Marcus Tober emphasized the importance of connected topics that make users happy. In order to win in SEO you have to become an authority on a topic and get the UX right first, before even thinking about link building.

The ultimate SEO utopia is having your brand becoming synonymous with a search topic. Rand Fishkin shared an example of Zillow showing up as a suggestion for real-estate searches because as a brand, it has become so tightly connected to this industry.

5. Marketers Continue to Struggle with Attribution

Attribution Myths

Rob Cooley’s Top Attribution Myths

Four years ago, no-one had an easy answer for attribution; not even close. In 2015, the attribution question continues to be a painful one. Although 88% of marketers believe that attribution is important, 66% of us still use a single touch (first or last touch) attribution model – Jeremy Hull. What makes it hard is that tracking cookies break when measuring cross-device – not so good when users own an average of 2-3 devices, and climbing with wearable technology.
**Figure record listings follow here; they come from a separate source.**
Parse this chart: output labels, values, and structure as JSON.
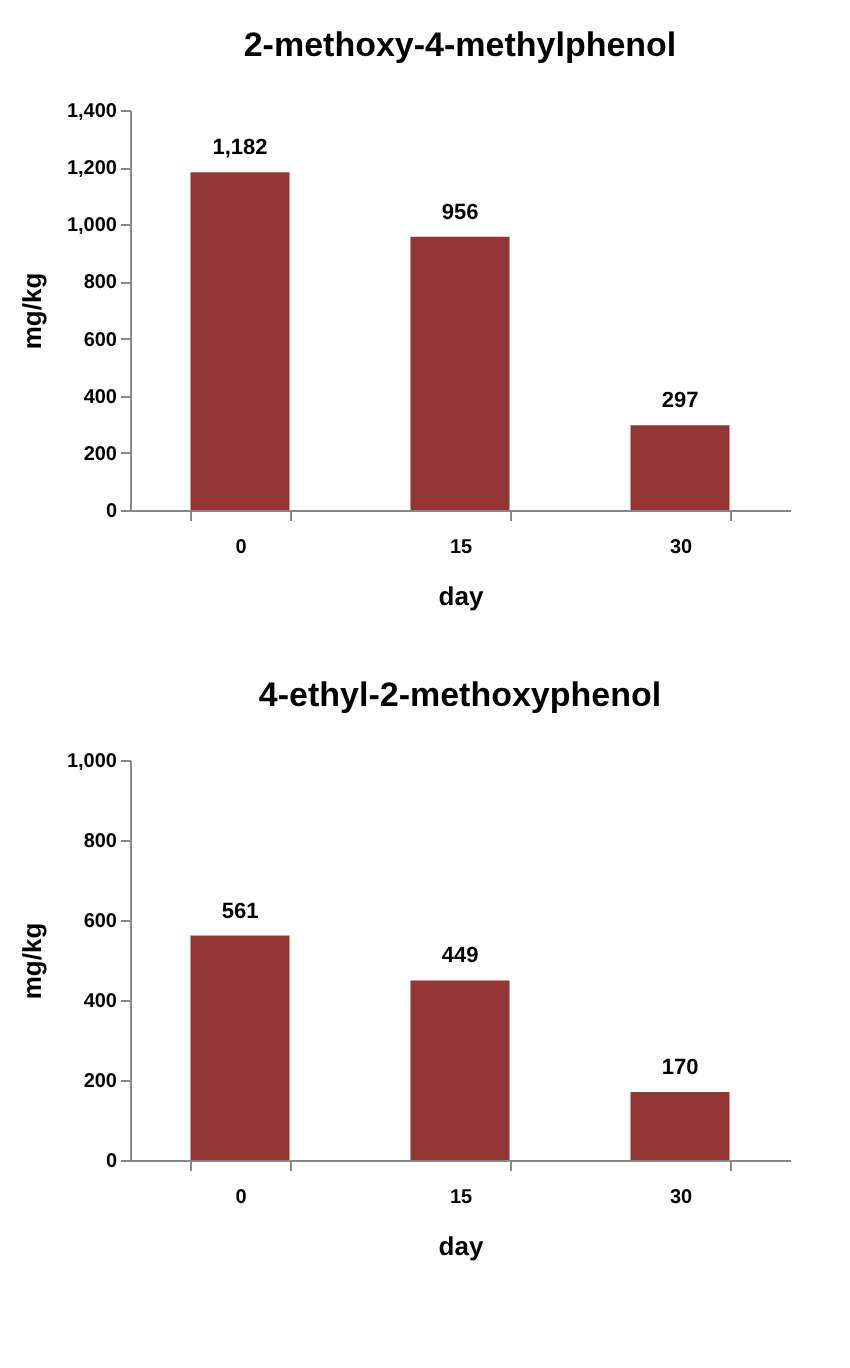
{
  "chart_data": [
    {
      "type": "bar",
      "title": "2-methoxy-4-methylphenol",
      "xlabel": "day",
      "ylabel": "mg/kg",
      "categories": [
        "0",
        "15",
        "30"
      ],
      "values": [
        1182,
        956,
        297
      ],
      "value_labels": [
        "1,182",
        "956",
        "297"
      ],
      "color": "#943634",
      "ylim": [
        0,
        1400
      ],
      "yticks": [
        0,
        200,
        400,
        600,
        800,
        {
          "value": 1000,
          "label": "1,000"
        },
        {
          "value": 1200,
          "label": "1,200"
        },
        {
          "value": 1400,
          "label": "1,400"
        }
      ],
      "grid": false
    },
    {
      "type": "bar",
      "title": "4-ethyl-2-methoxyphenol",
      "xlabel": "day",
      "ylabel": "mg/kg",
      "categories": [
        "0",
        "15",
        "30"
      ],
      "values": [
        561,
        449,
        170
      ],
      "value_labels": [
        "561",
        "449",
        "170"
      ],
      "color": "#943634",
      "ylim": [
        0,
        1000
      ],
      "yticks": [
        0,
        200,
        400,
        600,
        800,
        {
          "value": 1000,
          "label": "1,000"
        }
      ],
      "grid": false
    }
  ]
}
Google’s big focus of late has been around satisfying micro-moments of truth. Micro-moments are fragmented events that happen throughout the day that all contribute towards a person making a purchase decision. Google wants to build a great platform for every moment of commercial intent across the web, mobile and apps. If this is the case, then accurate attribution tracking has to be a big priority for Google.

Google Estimated Total Conversions is a column feature in AdWords that is intended to provide insights into how ads influence conversions cross-device online, in-store or over the phone. However, it does require use of the AdWords conversion tracking tool and enough conversion volume in order to generate an “estimate” – a word that many search marketers have taken issue with. We are told that Estimated Conversions are based on very conservative estimates with a 95% confidence level. Jerry Dischler (VP Product Management, at Google) went so far to say that he trusted it 100%.

Jerry confirmed that Google are focusing more on solving the attribution question – looking at both offline conversions (in particular, store visits and store transactions) and cross-device conversions. Offline visibility will be particularly important in the consumer space since recent research findings show that search is driving more conversions in-store than online.